The user can now only view content they have access to based on the specified username or groups. In our example, the Drupal user with the [email protected]
Email does not have access to any documents in Drupal, so none are displayed.
Limitations
Please note the following limitations when using this solution:
- Content types (such as article or basic page) that are not associated with any views cannot be crawled.
- If an administrator does not have access to a block, they will not be able to track the block’s data.
- The document body for the article, basic page, basic block, user-defined content type, and user-defined block type is displayed in HTML format. If the HTML content is not well formed, the HTML-related tags will appear in the body of the document and therefore will be visible in Amazon Kendra search results. The same goes for article comments, basic page, basic block, user-defined content type, user-defined block type.
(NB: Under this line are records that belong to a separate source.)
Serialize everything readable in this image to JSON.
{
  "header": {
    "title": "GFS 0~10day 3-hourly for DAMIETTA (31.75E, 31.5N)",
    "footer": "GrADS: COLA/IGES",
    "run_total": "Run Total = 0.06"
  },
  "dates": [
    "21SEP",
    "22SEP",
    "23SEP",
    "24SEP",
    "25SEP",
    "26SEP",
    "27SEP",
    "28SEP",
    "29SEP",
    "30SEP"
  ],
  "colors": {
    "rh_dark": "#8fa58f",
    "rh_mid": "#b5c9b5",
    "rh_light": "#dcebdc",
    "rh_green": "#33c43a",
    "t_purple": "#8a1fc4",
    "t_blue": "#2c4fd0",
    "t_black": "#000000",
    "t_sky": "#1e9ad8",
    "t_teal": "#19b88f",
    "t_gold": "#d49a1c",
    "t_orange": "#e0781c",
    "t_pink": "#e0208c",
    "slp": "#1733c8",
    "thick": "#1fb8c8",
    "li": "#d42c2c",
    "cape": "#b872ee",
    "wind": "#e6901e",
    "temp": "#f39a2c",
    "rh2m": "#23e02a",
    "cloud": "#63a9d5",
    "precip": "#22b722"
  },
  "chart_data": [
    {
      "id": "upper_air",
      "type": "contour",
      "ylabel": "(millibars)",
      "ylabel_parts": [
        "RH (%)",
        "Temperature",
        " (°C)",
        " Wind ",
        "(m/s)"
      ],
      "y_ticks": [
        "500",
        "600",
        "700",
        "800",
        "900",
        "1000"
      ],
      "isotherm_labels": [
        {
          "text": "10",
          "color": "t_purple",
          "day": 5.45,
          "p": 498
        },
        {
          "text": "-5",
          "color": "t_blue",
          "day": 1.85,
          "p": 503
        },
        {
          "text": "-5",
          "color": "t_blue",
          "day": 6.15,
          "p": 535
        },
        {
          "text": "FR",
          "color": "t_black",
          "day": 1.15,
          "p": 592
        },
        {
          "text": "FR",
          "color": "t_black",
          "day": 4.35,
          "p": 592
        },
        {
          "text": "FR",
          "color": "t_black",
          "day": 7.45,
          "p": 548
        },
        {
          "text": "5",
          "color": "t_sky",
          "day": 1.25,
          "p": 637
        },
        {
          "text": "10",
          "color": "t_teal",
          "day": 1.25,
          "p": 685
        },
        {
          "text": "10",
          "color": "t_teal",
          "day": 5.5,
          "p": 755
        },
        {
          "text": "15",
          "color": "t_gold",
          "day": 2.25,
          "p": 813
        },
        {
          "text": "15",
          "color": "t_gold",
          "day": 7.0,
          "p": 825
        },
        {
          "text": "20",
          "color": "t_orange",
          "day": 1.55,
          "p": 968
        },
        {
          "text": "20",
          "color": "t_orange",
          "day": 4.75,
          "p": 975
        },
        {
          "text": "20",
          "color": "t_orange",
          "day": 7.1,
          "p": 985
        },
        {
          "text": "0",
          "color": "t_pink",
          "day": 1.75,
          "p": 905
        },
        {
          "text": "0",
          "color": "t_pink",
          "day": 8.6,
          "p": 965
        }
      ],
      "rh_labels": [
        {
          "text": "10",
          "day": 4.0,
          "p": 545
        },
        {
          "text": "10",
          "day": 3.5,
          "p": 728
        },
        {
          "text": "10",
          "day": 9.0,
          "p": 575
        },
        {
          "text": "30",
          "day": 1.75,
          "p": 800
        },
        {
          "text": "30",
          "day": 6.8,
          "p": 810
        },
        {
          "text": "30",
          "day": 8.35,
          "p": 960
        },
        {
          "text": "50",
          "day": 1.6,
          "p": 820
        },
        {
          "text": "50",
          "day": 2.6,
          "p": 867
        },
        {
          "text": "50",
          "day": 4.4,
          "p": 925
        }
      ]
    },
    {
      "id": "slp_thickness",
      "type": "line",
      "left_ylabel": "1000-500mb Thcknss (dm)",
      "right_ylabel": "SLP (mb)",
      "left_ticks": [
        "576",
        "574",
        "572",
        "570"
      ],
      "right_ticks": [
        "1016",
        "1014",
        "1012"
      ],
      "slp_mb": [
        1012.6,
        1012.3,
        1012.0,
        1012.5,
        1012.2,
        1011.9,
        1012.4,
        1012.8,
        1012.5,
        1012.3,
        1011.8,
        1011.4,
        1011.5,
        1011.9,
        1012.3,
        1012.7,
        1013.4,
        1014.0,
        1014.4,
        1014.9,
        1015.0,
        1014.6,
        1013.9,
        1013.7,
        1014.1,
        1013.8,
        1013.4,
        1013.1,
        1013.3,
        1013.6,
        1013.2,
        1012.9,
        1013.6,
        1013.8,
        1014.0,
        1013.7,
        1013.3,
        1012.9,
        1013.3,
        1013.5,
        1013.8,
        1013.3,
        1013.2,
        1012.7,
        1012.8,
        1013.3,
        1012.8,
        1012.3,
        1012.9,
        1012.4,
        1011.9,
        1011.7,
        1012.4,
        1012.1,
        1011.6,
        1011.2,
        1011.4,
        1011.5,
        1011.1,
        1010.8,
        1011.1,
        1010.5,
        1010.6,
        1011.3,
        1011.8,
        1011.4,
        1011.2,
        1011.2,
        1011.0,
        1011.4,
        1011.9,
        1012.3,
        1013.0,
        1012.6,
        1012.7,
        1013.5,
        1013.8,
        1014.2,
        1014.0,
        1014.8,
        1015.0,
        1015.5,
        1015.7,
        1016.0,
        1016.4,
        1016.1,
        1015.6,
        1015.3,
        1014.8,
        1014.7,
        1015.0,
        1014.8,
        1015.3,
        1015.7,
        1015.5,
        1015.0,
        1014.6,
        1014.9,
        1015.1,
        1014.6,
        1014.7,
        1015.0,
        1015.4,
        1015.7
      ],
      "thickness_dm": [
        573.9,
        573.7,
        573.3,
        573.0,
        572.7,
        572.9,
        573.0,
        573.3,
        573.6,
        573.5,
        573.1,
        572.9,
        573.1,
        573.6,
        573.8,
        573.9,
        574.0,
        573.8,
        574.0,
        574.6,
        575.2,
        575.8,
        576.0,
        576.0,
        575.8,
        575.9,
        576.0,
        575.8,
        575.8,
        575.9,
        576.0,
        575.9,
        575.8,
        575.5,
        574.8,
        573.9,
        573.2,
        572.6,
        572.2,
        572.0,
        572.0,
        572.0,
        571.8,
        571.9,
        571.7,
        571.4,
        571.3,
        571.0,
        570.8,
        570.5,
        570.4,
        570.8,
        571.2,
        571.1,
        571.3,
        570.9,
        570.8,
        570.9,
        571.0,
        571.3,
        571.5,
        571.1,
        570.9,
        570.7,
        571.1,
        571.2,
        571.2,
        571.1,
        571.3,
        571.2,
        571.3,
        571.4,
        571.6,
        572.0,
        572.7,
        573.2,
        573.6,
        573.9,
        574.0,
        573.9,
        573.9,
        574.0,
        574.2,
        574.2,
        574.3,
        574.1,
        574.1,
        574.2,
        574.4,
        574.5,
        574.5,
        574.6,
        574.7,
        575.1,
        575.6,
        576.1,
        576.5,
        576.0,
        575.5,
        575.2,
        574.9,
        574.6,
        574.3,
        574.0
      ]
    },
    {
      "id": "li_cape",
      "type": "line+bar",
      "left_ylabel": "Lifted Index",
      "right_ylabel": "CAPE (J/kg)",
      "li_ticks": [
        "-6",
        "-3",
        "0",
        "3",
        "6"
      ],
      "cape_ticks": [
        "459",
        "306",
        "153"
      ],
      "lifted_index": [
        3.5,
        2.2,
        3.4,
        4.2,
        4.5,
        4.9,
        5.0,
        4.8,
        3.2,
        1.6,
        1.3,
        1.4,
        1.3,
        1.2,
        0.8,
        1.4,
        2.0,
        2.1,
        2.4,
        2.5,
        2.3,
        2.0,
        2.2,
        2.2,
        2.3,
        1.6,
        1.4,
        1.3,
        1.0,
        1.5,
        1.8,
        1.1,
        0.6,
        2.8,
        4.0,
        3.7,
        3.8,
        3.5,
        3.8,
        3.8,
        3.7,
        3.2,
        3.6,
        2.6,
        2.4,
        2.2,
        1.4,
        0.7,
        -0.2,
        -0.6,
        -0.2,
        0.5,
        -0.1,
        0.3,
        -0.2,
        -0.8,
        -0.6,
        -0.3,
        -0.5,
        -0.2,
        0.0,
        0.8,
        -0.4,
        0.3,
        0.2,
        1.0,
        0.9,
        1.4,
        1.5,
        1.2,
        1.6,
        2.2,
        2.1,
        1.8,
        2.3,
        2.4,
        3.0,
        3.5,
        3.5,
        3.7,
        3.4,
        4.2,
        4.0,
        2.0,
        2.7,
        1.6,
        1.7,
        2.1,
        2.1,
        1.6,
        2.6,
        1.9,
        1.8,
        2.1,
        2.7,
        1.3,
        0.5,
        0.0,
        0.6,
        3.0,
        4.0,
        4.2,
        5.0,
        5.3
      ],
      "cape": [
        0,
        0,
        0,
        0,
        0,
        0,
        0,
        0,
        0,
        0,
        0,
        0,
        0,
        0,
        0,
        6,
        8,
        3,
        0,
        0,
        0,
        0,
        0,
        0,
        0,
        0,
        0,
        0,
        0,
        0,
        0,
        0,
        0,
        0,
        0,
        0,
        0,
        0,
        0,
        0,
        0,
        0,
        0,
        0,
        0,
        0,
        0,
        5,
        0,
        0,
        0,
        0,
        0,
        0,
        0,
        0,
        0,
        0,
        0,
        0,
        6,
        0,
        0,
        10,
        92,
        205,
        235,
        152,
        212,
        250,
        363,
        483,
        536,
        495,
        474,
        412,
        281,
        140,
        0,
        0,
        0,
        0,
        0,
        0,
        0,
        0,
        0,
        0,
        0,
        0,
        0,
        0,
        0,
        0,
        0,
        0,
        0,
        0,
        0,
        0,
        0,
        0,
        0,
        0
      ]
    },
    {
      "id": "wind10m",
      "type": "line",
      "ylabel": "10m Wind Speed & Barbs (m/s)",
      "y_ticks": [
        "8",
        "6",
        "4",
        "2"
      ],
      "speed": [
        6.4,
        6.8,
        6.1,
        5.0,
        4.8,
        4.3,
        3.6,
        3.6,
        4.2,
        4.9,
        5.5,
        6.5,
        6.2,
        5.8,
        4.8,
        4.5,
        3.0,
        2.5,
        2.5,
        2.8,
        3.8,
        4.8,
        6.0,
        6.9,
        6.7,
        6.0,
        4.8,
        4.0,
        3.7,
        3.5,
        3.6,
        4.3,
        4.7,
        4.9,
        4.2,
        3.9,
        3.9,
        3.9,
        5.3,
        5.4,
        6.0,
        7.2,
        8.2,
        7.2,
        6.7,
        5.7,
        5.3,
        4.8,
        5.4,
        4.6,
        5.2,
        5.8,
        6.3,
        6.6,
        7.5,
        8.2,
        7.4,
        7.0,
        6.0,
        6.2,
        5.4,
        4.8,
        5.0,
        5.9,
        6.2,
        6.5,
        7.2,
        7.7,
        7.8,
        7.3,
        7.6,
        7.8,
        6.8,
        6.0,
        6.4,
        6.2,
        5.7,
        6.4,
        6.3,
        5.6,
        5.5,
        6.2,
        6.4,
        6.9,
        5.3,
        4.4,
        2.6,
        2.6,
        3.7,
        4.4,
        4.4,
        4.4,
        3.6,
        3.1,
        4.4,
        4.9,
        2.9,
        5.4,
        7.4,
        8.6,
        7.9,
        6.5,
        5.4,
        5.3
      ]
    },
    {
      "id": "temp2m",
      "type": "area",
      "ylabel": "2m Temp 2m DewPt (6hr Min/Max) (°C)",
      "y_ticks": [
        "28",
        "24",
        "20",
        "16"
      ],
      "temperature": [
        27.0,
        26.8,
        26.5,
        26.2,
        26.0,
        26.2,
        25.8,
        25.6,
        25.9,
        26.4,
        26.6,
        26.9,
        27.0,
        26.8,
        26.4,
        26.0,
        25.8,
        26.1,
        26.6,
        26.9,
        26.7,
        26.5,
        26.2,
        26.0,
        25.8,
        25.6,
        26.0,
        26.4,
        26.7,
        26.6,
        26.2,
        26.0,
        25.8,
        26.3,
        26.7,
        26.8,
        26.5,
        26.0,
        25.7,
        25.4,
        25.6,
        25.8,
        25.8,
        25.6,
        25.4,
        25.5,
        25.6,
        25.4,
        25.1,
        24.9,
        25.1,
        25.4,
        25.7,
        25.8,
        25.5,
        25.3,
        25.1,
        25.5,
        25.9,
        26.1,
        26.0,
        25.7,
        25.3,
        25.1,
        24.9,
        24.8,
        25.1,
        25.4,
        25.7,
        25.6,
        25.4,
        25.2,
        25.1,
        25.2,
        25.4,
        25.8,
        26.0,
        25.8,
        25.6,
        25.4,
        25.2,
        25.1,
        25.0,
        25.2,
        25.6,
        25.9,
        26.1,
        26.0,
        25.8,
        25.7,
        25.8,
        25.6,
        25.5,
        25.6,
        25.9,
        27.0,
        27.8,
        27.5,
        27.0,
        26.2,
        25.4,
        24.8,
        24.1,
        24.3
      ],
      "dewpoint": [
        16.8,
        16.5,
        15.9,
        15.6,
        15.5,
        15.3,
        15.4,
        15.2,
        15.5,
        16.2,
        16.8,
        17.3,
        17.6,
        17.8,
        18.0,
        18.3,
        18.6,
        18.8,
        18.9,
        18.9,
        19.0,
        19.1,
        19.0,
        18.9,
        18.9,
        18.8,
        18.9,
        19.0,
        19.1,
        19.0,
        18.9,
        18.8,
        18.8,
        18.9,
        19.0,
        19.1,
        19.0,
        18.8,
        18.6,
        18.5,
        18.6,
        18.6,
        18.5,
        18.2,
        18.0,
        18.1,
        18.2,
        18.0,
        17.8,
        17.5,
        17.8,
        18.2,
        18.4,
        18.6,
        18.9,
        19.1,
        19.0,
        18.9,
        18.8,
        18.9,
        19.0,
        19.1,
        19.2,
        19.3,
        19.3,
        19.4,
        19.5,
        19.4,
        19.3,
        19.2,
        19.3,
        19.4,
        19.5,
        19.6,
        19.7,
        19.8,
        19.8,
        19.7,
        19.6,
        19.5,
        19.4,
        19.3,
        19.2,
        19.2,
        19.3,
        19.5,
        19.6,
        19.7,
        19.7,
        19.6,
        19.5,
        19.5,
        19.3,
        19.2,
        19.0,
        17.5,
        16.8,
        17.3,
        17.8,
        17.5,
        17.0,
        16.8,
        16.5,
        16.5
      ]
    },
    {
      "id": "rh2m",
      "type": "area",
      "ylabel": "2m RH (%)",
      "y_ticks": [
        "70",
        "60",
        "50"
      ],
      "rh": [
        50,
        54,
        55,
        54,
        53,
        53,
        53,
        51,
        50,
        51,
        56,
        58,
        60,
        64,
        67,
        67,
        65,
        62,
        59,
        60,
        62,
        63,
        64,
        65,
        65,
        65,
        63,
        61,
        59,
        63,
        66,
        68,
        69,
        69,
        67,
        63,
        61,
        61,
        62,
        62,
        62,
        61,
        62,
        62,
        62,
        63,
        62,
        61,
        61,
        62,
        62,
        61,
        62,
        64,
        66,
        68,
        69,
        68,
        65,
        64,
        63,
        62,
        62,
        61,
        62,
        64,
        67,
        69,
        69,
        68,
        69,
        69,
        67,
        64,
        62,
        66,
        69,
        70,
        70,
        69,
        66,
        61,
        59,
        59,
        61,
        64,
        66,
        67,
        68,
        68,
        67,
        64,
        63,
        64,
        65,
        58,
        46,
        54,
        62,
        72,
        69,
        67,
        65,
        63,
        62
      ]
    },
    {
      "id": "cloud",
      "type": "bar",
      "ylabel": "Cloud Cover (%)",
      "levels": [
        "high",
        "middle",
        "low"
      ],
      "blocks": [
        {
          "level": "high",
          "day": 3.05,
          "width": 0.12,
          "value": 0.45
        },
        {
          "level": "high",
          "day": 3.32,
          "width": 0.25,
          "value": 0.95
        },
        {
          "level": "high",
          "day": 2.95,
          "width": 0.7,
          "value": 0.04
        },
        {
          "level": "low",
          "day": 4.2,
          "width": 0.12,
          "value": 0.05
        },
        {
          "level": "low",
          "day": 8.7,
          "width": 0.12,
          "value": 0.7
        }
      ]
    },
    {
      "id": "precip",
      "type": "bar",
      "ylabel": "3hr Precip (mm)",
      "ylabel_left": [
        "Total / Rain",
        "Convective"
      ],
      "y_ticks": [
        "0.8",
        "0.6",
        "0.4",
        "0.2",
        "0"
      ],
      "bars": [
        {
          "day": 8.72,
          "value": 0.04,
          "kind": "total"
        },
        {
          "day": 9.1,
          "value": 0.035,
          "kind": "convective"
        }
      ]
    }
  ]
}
- Content type or block type without description or body will not be injected into the Amazon Kendra index because there is validation on the Amazon Kendra SDK side. However, Drupal allows you to create the content type without description or body. Only comments and attachments of the respective content types or block types (if they exist) will be injected into the Amazon Kendra index.
Clean
To avoid incurring future costs, clean up the resources that you created as part of this solution. If you created a new Amazon Kendra index while trying this solution, delete it. If you only added a new data source using the Amazon Kendra connector for Drupal, delete that data source. Delete the created IAM users.
Conclusion
With the Amazon Kendra Drupal connector, your organization can securely search content stored on a Drupal site using intelligent search powered by Amazon Kendra. In this post, we introduce you to the integration, but there are many additional features that we don’t cover, such as the following:
- You can map additional fields to Amazon Kendra index attributes and enable them to be faceted, searched, and displayed in search results.
- You can integrate the Drupal data source with the custom document enrichment (CDE) capability in Amazon Kendra to perform additional attribute mapping logic and even custom content transformation during ingestion.
To learn more about the possibilities with Drupal, see the Amazon Kendra Developer Guide.
To learn more about other built-in Amazon Kendra connectors for popular data sources, see the Amazon Kendra Connectors page.
About the authors
Channa Basavaraja is a Senior Solutions Architect at AWS with over two decades of experience building distributed business solutions. His depth areas span machine learning, mobile/application development, event-driven architecture, and IoT/edge computing.
Yuanhua Wang is a software engineer at AWS with more than 15 years of experience in the technology industry. His interests are software architecture and the creation of cloud computing tools.